Auf, nicht in!

„Wo in Kappeln wohnst du denn?“
„Im Betteltalweg.“
„Ach so, auf Dothmark.“
„Häh? Dothmark? Nö, im Betteltalweg.“
„Na, sag ich doch; auf Dothmark!“
So neulich passiert und das ist einfach herrlich norddeutsch. AUF Dothmark, nicht in dem Ortsteil. Wieder was dazu gelernt. Ich wohne also auf Dothmark. Und wie ich so bin, wollte ich dann wissen, was Dothmark bedeutet. Ortsnamen haben schließlich immer einen Ursprung und so ist es auch bei Ortsteilen.
Ich konnte nichts finden. Ich kann es mir nur zusammenreimen. Doth ist altenglisch und was England mit Angeln zu tun hat, dürfte ohne Erklärung klar sein.
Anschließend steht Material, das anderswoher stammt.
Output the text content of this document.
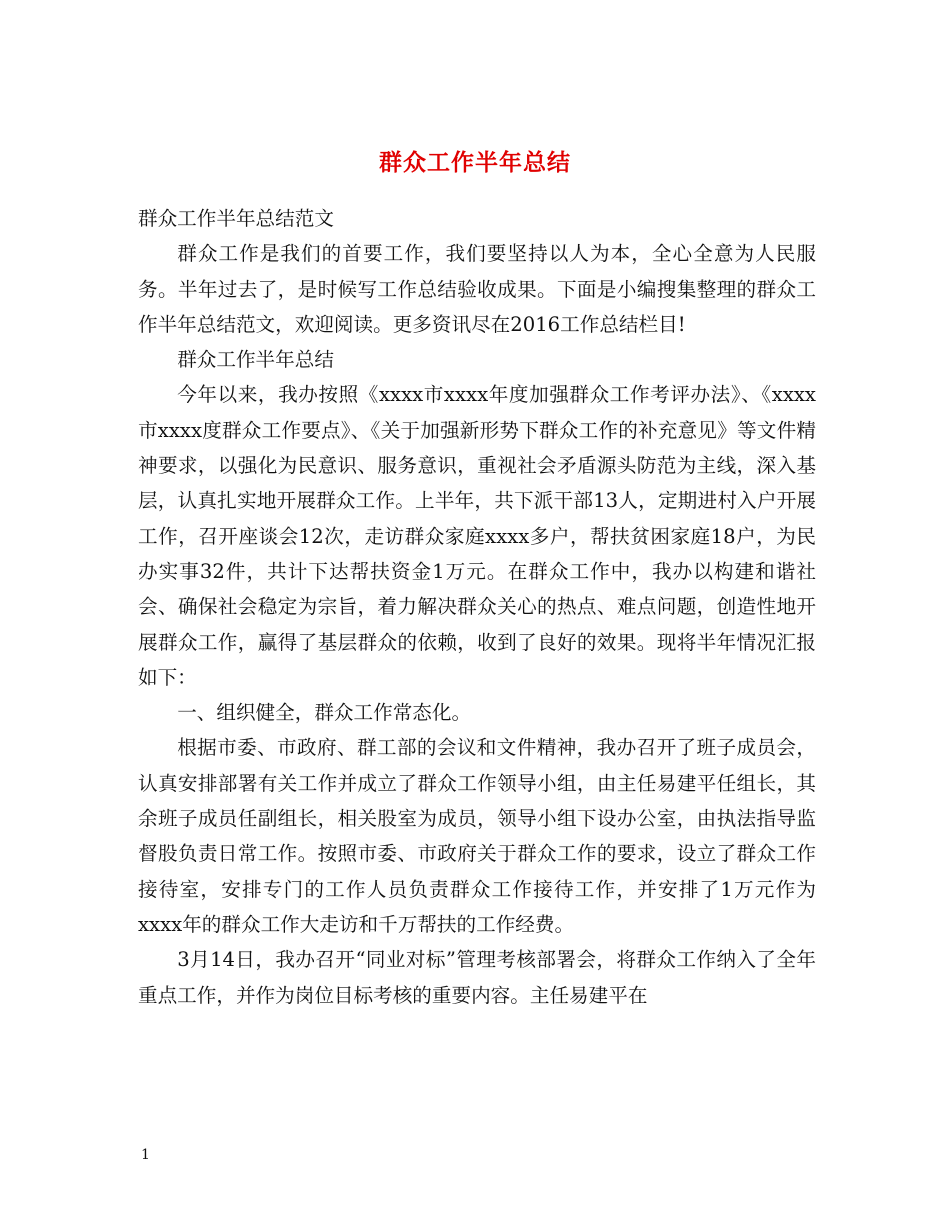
群众工作半年总结

群众工作半年总结范文

群众工作是我们的首要工作，我们要坚持以人为本，全心全意为人民服务。半年过去了，是时候写工作总结验收成果。下面是小编搜集整理的群众工作半年总结范文，欢迎阅读。更多资讯尽在2016工作总结栏目!

群众工作半年总结

今年以来，我办按照《xxxx市xxxx年度加强群众工作考评办法》、《xxxx市xxxx度群众工作要点》、《关于加强新形势下群众工作的补充意见》等文件精神要求，以强化为民意识、服务意识，重视社会矛盾源头防范为主线，深入基层，认真扎实地开展群众工作。上半年，共下派干部13人，定期进村入户开展工作，召开座谈会12次，走访群众家庭xxxx多户，帮扶贫困家庭18户，为民办实事32件，共计下达帮扶资金1万元。在群众工作中，我办以构建和谐社会、确保社会稳定为宗旨，着力解决群众关心的热点、难点问题，创造性地开展群众工作，赢得了基层群众的依赖，收到了良好的效果。现将半年情况汇报如下：

一、组织健全，群众工作常态化。

根据市委、市政府、群工部的会议和文件精神，我办召开了班子成员会，认真安排部署有关工作并成立了群众工作领导小组，由主任易建平任组长，其余班子成员任副组长，相关股室为成员，领导小组下设办公室，由执法指导监督股负责日常工作。按照市委、市政府关于群众工作的要求，设立了群众工作接待室，安排专门的工作人员负责群众工作接待工作，并安排了1万元作为xxxx年的群众工作大走访和千万帮扶的工作经费。

3月14日，我办召开“同业对标”管理考核部署会，将群众工作纳入了全年重点工作，并作为岗位目标考核的重要内容。主任易建平在

1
Also … Doth = Tun, Machen. Mark = Begrenzung, Einfriedung, oder so. Das heißt nichts anderes, als „Abgrenzung, hinter der die Macher leben.“ Oder kurz: Macherland!
Hah! Hier bin ich goldrichtig.

Fürs Impressum also:
Jane Blond
Betteltalweg drölfundsiebzig
In … äh … auf 24376 Macherland

Noch Fragen?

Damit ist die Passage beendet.